Perhaps most interesting, Segan follows many of her creations with the ancient “original recipe,” usually written by men named Apicius or Athanaeus.
These tend, as most ancient recipes do, to be fascinating in their brevity. The original instructions for cooking what Segan has transformed into “salmon with berry glaze,” for instance, reads as follows: “A huge dog-fish is put in my hands; I baked the middle slices, but the rest of the stuff I boiled, after making a mulberry sauce.”
Segan’s recipes make you grateful for modern recipe standards. They also will guide you, during the archery event, to hit a bull’s-eye in the kitchen.
Bring the figs and wine to a simmer in a saucepan over low heat and cook until the figs are soft, about 5 minutes. Remove the figs with a slotted spoon. Continue cooking the wine until very thick and syrupy, about 10 minutes. Reserve.
Cut 1/4 inch off the tops of 6 figs and set the figs, cut side up, on a serving platter. Top each with one-half teaspoon of the cheese and sprinkle with the lemon zest.
Remove the stems from 6 more figs and halve the figs lengthwise.

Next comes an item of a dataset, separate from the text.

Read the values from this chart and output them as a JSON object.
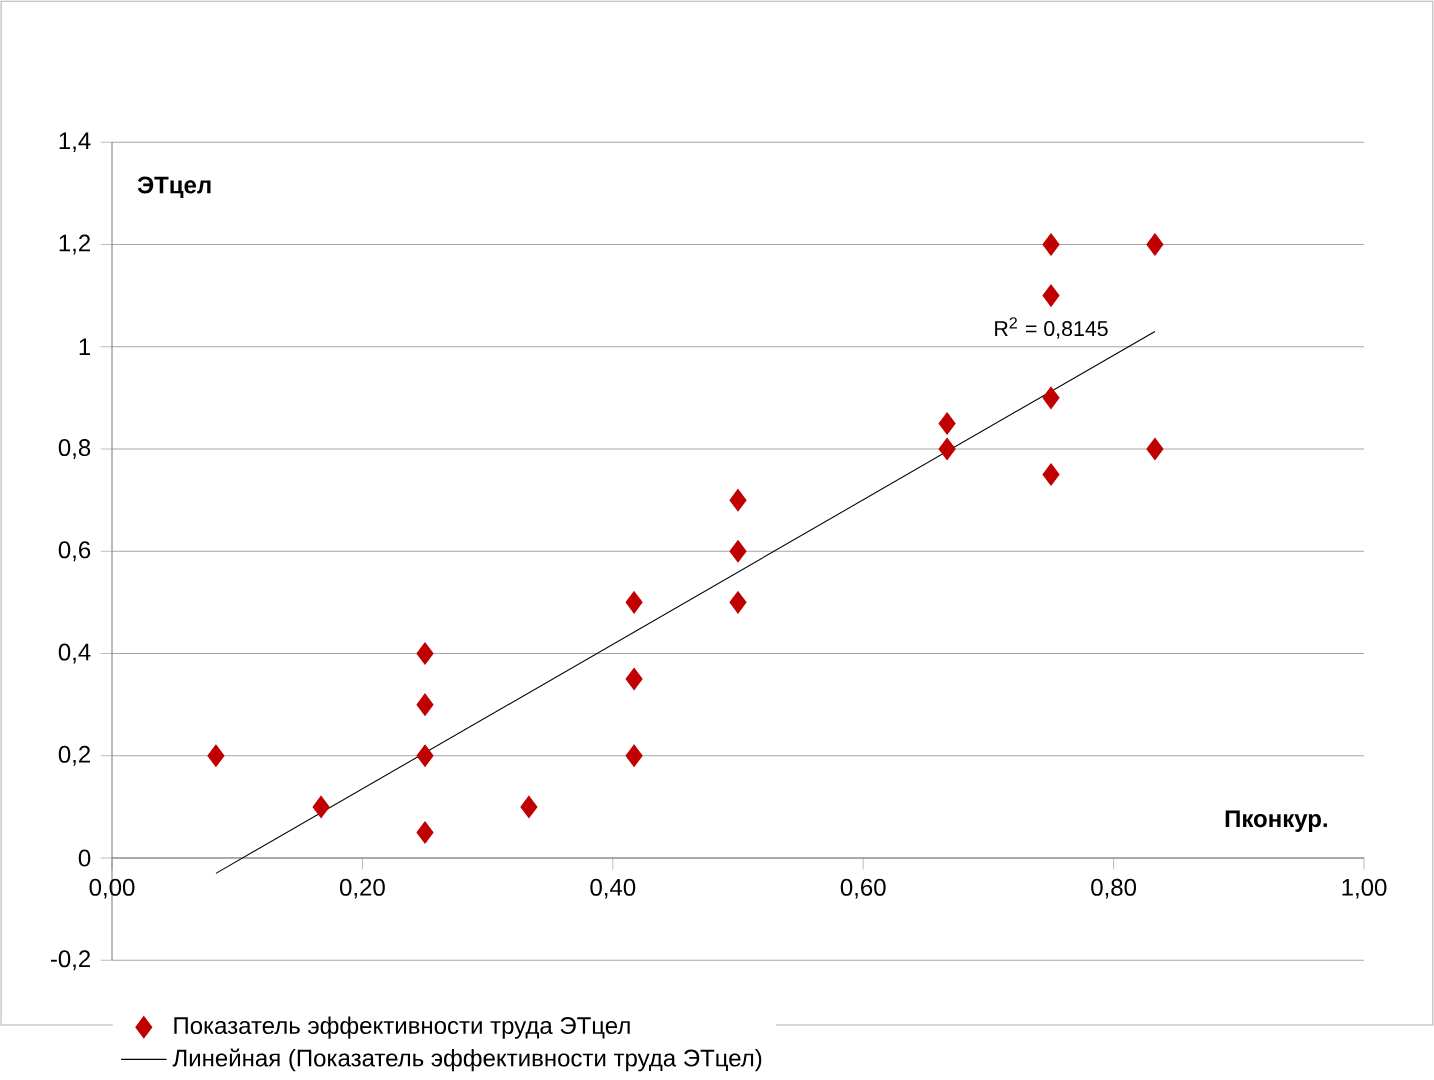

Pile the pistachios on a small plate and press the cut portion of each fig into them until the nuts adhere. Arrange the pistachio fig halves on the serving platter and drizzle with a little honey.
Remove the stems from the remaining figs and halve the figs crosswise. Make a small cavity in each center with the tip of your finger. Cut the prosciutto into one-half-inch-wide strips; roll each into a bundle and press into each fig. Place the stuffed figs on the serving platter and drizzle with the wine syrup.